Ce n'est pas tant la violence physique qui impacte que la violence psychologique d'un homme qui te crie de manger sa merde encore chaude parce qu'il te crie de la manger et qu'il est puissant. Il est l'ordre. Tout un symbole dont je ne sais pas à quel point nous étions conscients à l'issue du visionnage. Je crois que pas un mot entre nous n'a été échangé pendant. D'ailleurs je pense que j'avais ressenti le film plus que l'avoir compris. Parce qu'à l'issue de la séance, il me semble que, moi encore embrumé dans mes espérances cinématographiques, je me suis approché de l'écran avec mon ami. On a dû dire un truc comme "ouais" ou encore "c'est...".


C'est l'histoire d'un indicible qui te traverse, c'est tout, camarade.


Et puis, on est sorti du cinéma. On était silencieux. On disait des "ouais" ou encore des "c'était..." et on riait de cette incapacité à formuler cette merveilleuse cruauté.


Je crois que je n'ai pas ressenti un film plus puissamment que celui-ci. Parce qu'il a eu un impact profond celui-ci. Comme s'il... avait reculé ce que je pouvais tolérer de regarder, mais de manière accélérer. J'avais déjà plein de trucs horrifiques, mais j'ignorais encore que c'est l'impact psychologique qui me terrifiait le plus : il suffisait qu'on soit petit, qu'un autre nous hurle dessus des ordres. On obtempère. Et c'est ce recul que j'ai recherché ailleurs dès ce moment-là. C'est après Pasolini que je suis allé vers Haneke ou vers Seidl.

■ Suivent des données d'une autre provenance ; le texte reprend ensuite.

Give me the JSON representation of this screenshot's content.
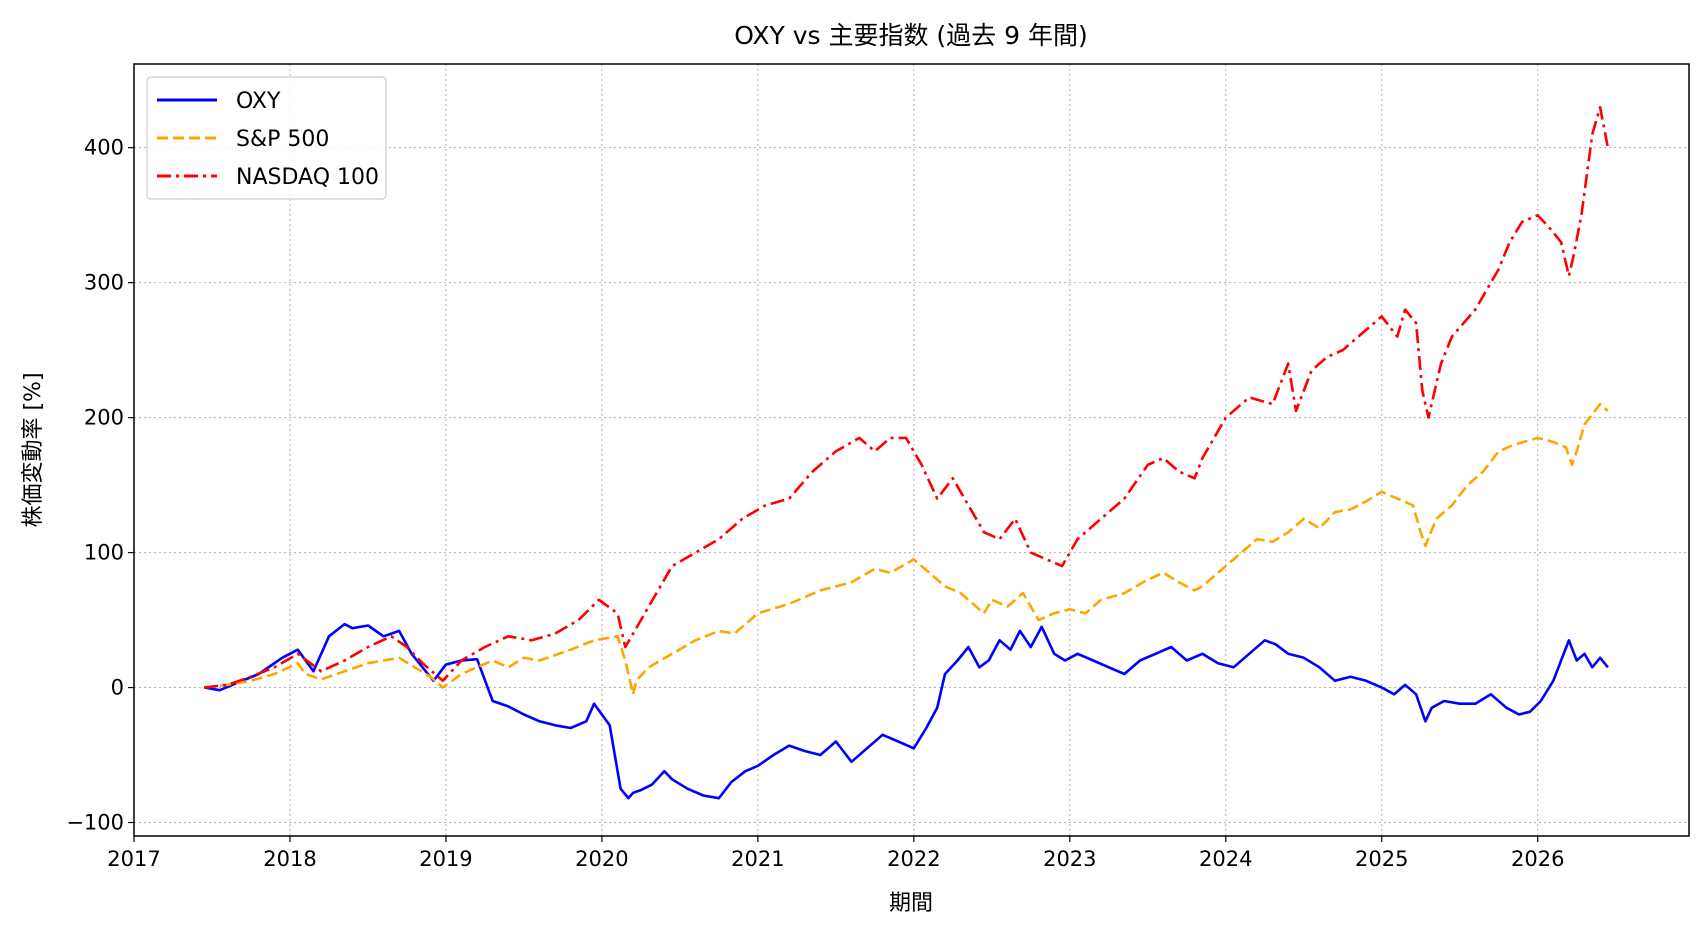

Une décennie plus tard, j'ai eu un autre point de vue sur ce film, un point de vue plus marxisant.


Pasolini, après avoir fait des films sur les classes populaires, adressait dorénavant une vision de la bourgeoisie. Et il s'y prenait d'une manière rare : là où d'autres s'évertuaient à érailler des "mauvais" comportements bourgeois (la culpabilité, le cynisme, l'opportunisme), Pasolini faisait parti de ceux qui la percevaient comme une classe destinée à spolier une majorité afin que leur minorité assoie son pouvoir et sa légitimité...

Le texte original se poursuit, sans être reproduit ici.